Si la raison de ces conflits reste la gestion de la rente et sa répartition, la source remonte à la guerre de libération 54-62 car c’est dans cette période que les clans se sont constitués et avec eux les complots et les crimes. Nous –L’Algérie du Peuple- payons jusqu’aujourd’hui le prix de cette Révolution inversée.

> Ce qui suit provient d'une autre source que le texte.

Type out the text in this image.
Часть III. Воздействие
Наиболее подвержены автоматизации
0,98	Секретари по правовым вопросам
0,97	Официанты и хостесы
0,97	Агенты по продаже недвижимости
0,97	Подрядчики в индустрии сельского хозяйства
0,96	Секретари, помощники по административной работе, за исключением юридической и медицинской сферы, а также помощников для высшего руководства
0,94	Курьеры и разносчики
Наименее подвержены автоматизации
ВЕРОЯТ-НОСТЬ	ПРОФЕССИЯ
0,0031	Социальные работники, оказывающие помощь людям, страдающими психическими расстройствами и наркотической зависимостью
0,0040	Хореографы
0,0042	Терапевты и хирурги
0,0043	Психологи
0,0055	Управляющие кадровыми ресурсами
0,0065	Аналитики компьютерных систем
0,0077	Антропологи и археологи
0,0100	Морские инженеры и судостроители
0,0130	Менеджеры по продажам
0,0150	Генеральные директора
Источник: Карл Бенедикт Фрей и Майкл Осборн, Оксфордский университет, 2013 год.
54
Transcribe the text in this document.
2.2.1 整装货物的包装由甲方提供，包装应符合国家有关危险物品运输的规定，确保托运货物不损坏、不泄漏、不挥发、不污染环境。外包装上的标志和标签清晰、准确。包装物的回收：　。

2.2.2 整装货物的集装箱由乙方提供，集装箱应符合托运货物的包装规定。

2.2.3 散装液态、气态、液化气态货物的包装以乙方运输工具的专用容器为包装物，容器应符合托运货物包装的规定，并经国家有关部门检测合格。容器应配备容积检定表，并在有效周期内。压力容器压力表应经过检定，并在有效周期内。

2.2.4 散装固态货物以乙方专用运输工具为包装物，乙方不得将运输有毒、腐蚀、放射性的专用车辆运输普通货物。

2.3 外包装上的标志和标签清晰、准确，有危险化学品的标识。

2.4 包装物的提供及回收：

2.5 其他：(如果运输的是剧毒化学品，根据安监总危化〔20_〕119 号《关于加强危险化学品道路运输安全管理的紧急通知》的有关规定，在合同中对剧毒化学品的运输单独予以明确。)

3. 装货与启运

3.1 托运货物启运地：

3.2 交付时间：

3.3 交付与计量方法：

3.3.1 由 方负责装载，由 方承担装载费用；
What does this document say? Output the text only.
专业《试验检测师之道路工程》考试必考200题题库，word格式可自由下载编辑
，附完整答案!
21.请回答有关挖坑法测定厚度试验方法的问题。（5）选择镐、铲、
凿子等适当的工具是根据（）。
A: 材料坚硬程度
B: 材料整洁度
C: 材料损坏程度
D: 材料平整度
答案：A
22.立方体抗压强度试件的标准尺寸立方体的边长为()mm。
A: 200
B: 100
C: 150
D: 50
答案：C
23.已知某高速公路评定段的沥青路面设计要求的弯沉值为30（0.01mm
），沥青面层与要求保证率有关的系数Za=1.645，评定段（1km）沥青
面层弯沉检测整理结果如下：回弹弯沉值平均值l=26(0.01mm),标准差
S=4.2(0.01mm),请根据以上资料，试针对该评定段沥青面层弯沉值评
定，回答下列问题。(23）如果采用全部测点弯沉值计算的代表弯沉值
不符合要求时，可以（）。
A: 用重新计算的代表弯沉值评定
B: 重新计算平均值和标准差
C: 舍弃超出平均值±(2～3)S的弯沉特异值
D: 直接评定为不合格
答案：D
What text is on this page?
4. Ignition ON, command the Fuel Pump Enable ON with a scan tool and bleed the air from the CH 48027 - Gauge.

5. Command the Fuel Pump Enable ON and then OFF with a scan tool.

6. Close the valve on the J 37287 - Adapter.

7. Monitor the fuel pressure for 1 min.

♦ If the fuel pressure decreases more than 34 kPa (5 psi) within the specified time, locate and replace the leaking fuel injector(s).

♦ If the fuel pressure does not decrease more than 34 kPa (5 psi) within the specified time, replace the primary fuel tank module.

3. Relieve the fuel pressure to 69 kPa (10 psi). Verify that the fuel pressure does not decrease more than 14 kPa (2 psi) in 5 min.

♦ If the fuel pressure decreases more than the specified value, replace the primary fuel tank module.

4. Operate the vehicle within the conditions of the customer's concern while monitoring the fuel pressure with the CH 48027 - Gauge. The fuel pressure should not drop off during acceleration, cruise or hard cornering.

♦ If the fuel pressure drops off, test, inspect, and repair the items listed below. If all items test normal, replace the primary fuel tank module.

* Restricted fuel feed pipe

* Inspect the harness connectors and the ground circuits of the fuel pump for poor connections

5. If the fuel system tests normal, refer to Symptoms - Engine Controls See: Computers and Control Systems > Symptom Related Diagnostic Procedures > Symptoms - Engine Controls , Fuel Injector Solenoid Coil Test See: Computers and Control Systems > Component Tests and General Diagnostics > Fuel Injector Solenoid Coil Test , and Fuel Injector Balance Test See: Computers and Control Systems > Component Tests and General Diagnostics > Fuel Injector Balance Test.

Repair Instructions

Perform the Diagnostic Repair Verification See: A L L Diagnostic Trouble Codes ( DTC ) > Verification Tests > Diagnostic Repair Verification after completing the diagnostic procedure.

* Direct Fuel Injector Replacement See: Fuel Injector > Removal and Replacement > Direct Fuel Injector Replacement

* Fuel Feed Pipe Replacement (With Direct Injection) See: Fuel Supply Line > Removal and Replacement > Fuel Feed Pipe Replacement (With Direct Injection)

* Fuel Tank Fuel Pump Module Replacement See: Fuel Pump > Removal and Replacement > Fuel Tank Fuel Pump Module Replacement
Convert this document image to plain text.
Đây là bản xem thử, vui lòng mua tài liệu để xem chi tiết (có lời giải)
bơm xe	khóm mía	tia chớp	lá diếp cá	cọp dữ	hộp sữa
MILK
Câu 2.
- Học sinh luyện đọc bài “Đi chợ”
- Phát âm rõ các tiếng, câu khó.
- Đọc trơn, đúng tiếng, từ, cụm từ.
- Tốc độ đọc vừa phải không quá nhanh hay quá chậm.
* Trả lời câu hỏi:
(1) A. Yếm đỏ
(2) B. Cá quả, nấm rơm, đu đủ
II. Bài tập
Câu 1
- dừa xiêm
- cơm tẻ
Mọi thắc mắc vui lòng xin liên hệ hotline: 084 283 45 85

Les clans au pouvoir constituent une famille dont la seule hantise est la contestation radicale de leur domination par le peuple. D’où le travail incessant de la police politique pour le fragiliser, le domestiquer et le contrôler. Leur devise secrète : tout sauf le peuple ! La colère sociale n’a jamais déserté l’espace sociopolitique mais elle est toujours instrumentalisée par la police politique.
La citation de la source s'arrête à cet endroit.